There's a decent package of extras accompanying the movie. The first item is an audio commentary with actor LeVar Burton and black cultural scholars Herb Boyd and Ed Guerrero. Naturally, they spend most of their time discussing the film's depiction of black culture and the film's effect on later black moviemaking. They rightly refer to the film as belonging to the "Plantation Idyll," pastoral scenes of rural, Southern simplicity, which would also include things like "Gone With the Wind" and "Jezebel." The second and third bonus items are vintage musical short subjects: "Rufus Jones for President," a twenty-one minute, 1933 short with Ethel Waters and Sammy Davis; and "An All-Colored Vaudeville Show," a ten-minute, 1935 short with Adelaide Hall and the Nicholas Brothers.

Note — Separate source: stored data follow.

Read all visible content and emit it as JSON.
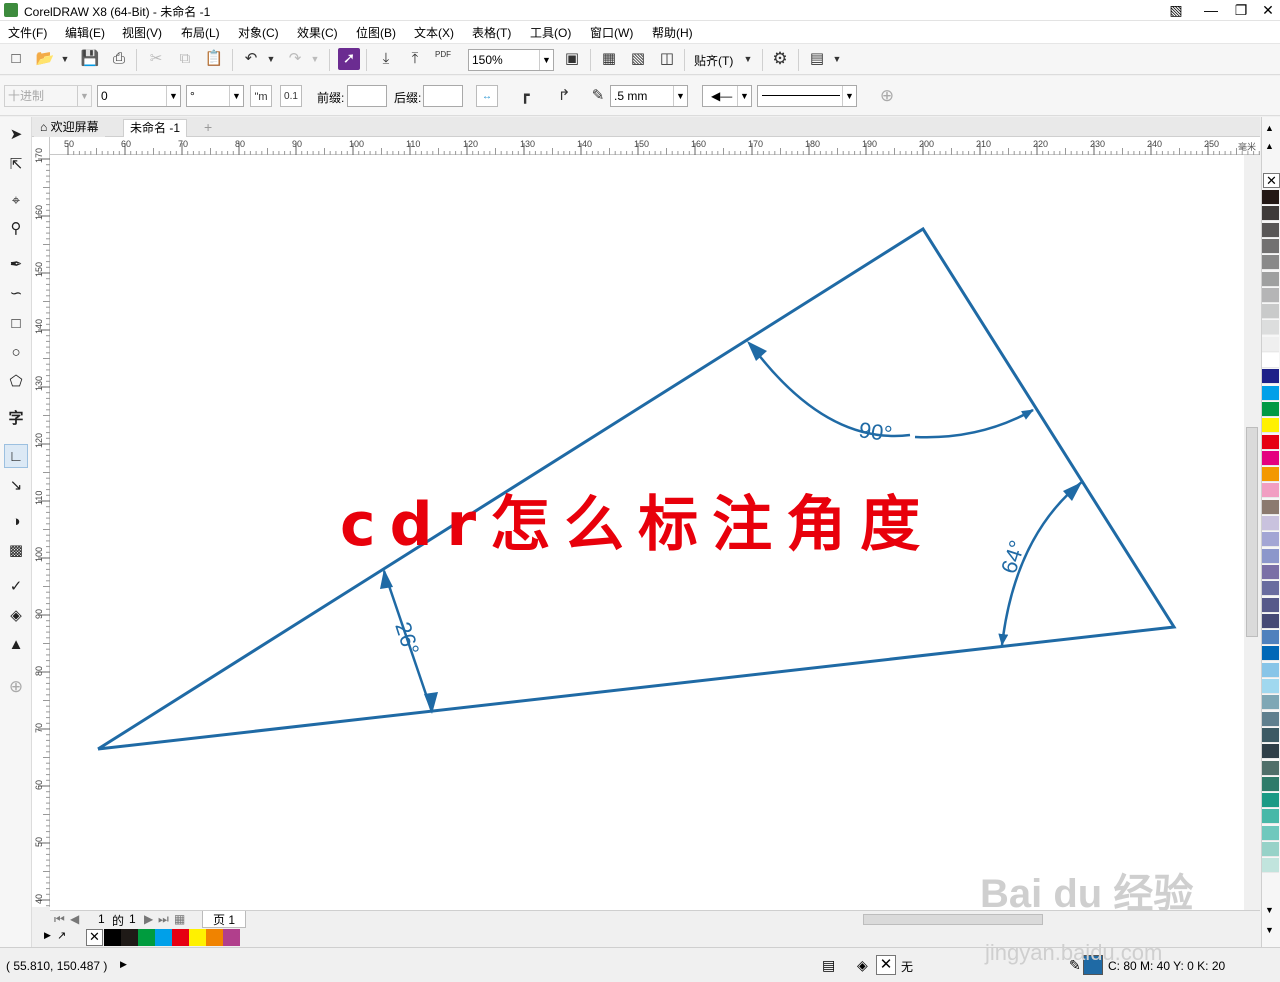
{
  "window": {
    "title": "CorelDRAW X8 (64-Bit) - 未命名 -1"
  },
  "menu": [
    "文件(F)",
    "编辑(E)",
    "视图(V)",
    "布局(L)",
    "对象(C)",
    "效果(C)",
    "位图(B)",
    "文本(X)",
    "表格(T)",
    "工具(O)",
    "窗口(W)",
    "帮助(H)"
  ],
  "toolbar": {
    "zoom": "150%",
    "pdf_label": "PDF",
    "snap_label": "贴齐(T)"
  },
  "propbar": {
    "style": "十进制",
    "precision": "0",
    "units": "°",
    "prefix_label": "前缀:",
    "prefix_value": "",
    "suffix_label": "后缀:",
    "suffix_value": "",
    "outline_width": ".5 mm"
  },
  "doctabs": {
    "welcome": "欢迎屏幕",
    "doc": "未命名 -1"
  },
  "hruler": {
    "ticks": [
      "50",
      "60",
      "70",
      "80",
      "90",
      "100",
      "110",
      "120",
      "130",
      "140",
      "150",
      "160",
      "170",
      "180",
      "190",
      "200",
      "210",
      "220",
      "230",
      "240",
      "250"
    ],
    "units": "毫米"
  },
  "vruler": {
    "ticks": [
      "170",
      "160",
      "150",
      "140",
      "130",
      "120",
      "110",
      "100",
      "90",
      "80",
      "70",
      "60",
      "50",
      "40"
    ]
  },
  "canvas": {
    "headline": "cdr怎么标注角度",
    "headline_color": "#e8000b",
    "line_color": "#1f6aa5",
    "angles": {
      "a90": "90°",
      "a64": "64°",
      "a26": "26°"
    }
  },
  "pagenav": {
    "page_current": "1",
    "of": "的",
    "page_total": "1",
    "page_tab": "页 1"
  },
  "docpalette": [
    "#000000",
    "#1f1a17",
    "#009c3e",
    "#00a0e9",
    "#e60012",
    "#fff100",
    "#f08300",
    "#b13f8c"
  ],
  "palette": [
    "#231815",
    "#3e3a39",
    "#595757",
    "#727171",
    "#898989",
    "#9fa0a0",
    "#b5b5b6",
    "#c9caca",
    "#dcdddd",
    "#efefef",
    "#ffffff",
    "#1d2088",
    "#00a0e9",
    "#009944",
    "#fff100",
    "#e60012",
    "#e4007f",
    "#f39800",
    "#f19ec2",
    "#8b7a6f",
    "#c9c2de",
    "#a3a6d4",
    "#8c97cb",
    "#7a6fa6",
    "#6a6d9f",
    "#575a8a",
    "#464a76",
    "#4f81bd",
    "#0068b7",
    "#88c5e8",
    "#a0d8ef",
    "#7fa7b5",
    "#5f7f8e",
    "#3c5a64",
    "#2e3f48",
    "#4f6f6a",
    "#2f7b6a",
    "#1c9a86",
    "#48b8a8",
    "#6fc8bd",
    "#97d2c8",
    "#c1e4dd"
  ],
  "status": {
    "coords": "( 55.810, 150.487 )",
    "fill_none": "无",
    "outline_color": "#1f6aa5",
    "outline_text": "C: 80 M: 40 Y: 0 K: 20"
  },
  "watermark": {
    "brand": "Bai du 经验",
    "url": "jingyan.baidu.com"
  }
}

Then, there's a theatrical trailer that Warner Bros. appears to have pitched expressly to white audiences of the period, with a lengthy introduction by WB star Dick Powell. The extras wrap up with twenty-six scene selections, but no chapter insert; English as the only spoken language; and English, French, and Spanish subtitles.
It may seem like "The Green Pastures" is pretty tame stuff today, but in its time many movie theaters in the South refused to show it because of its black cast, and people of all colors criticized its portrayal of African Americans as simple (but never simpleminded) folk. Yet modern audiences recognize a sweet fable in these stories of the black Southern culture of a bygone era. There can be no questioning the uplifting moral fiber of the tales, the infectious spirit of its music, or the genuine affection brought to their parts by the actors involved.
Along with "The Green Pastures" Warner Bros. studios have simultaneously released two other early movies with all-black casts. "Hallelujah," a King Vidor film from 1929, was the very first all-black feature from a major studio; and "Cabin in the Sky," a Vincente Minnelli film from 1943, was Hollywood's first all-black feature and all-black musical after "The Green Pastures." Critical reaction to the three films has been mixed over the years, but audience response has always been positive. It's good to have these films on DVD.